Luke Thill is an Iowa middle school student who spent the past year building his own home in his family’s backyard.
Luke, 13, raised $1,500 of his own money by mowing lawns and helping neighbors and friends in order to build his 89-square-foot tiny home.
“I was just on YouTube looking around and came across a tiny house idea and then that spiraled into looking at almost every YouTube video there is, it felt like,” Luke told ABC News. “I got obsessed with them and decided to build my own.”
Luke’s parents, Greg and Angie Thill, saw their son was on a mission and gave him the go-ahead to build a home on the family’s four-acre property.
“We said, ‘If you’re that serious we have to set some ground rules,’” Greg Thill told ABC News. “We told him he had to have the financial responsibility of it, raise the money and choose the materials and stay in the budget.”
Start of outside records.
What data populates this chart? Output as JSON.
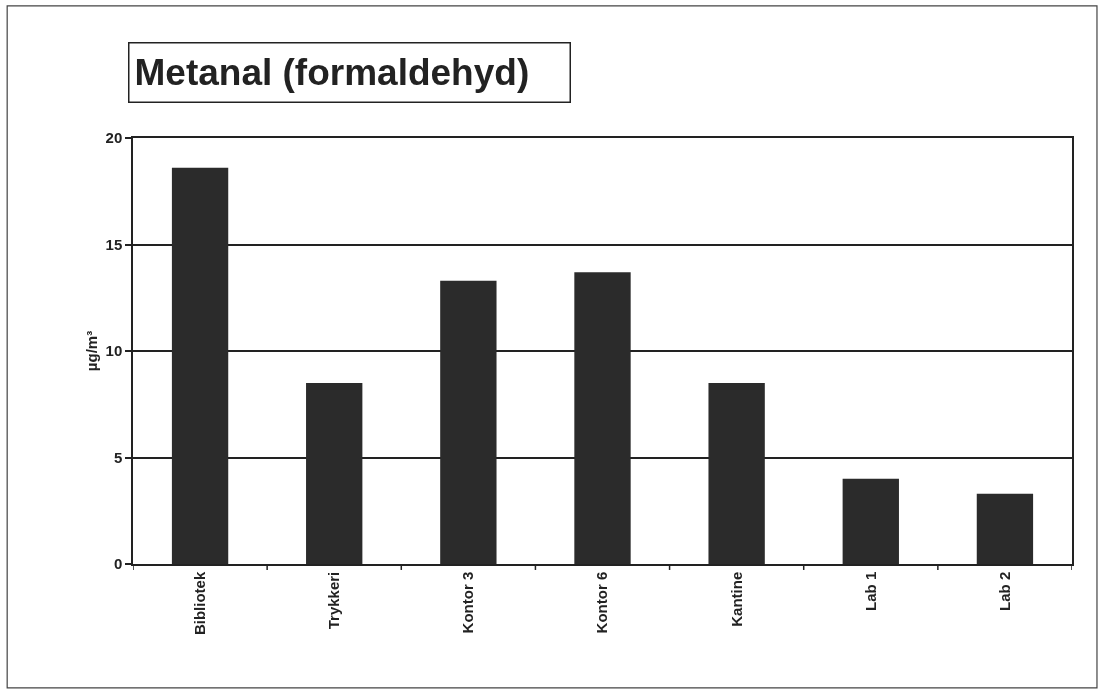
{
  "chart_data": {
    "type": "bar",
    "title": "Metanal (formaldehyd)",
    "ylabel": "µg/m³",
    "categories": [
      "Bibliotek",
      "Trykkeri",
      "Kontor 3",
      "Kontor 6",
      "Kantine",
      "Lab 1",
      "Lab 2"
    ],
    "values": [
      18.6,
      8.5,
      13.3,
      13.7,
      8.5,
      4.0,
      3.3
    ],
    "color": "#2b2b2b",
    "ylim": [
      0,
      20
    ],
    "yticks": [
      0,
      5,
      10,
      15,
      20
    ],
    "grid": "y"
  }
}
Luke began construction of the home in June 2016. He got help from his dad on the home’s construction and his mom helped with the interior furnishings.
Luke’s sister and twin brother also helped and he learned how to barter his services with friends and family who donated reclaimed materials and their own skills.
“I have a neighbor who is a professional electrician so I cleaned his garage out and he taught me how to wire the house,” Luke said. “And in Cub Scouts I knew a guy who was a carpet layer and I mowed at his apartment buildings and he helped me install the carpet.”
The interior of the tiny home features a TV, seating area, mini refrigerator, and a fold-up dining room table. Luke says his friends think the house is “cool” and often stop by to hang out.
“He’s a very driven kid for his age,” said Luke’s dad. “There were times the project got stalled out and he had to earn more money for the next phase. He wouldn’t let it go and kept working at it.”
Luke was invited to speak at a tiny home conference this month in Iowa. He also documented the construction process on YouTube, where he hopes to inspire other kids to follow to not let their age stop their dreams.
“I couldn’t find anyone younger than 14,” Luke said of when he first watched tiny home construction videos. “I thought if no one is out there, I might as well do it so I started documenting the whole process and putting it on YouTube.”
He continued, “Now lots of kids have messaged me and showed pictures of their tiny houses that they’re building and they’re even younger than me.”
Luke’s next project is helping his brother, Cole, build a teardrop trailer. Then he plans to return to where he started and build another house.
“In a couple of years I want to build a bigger house and stay in it full-time,” he said.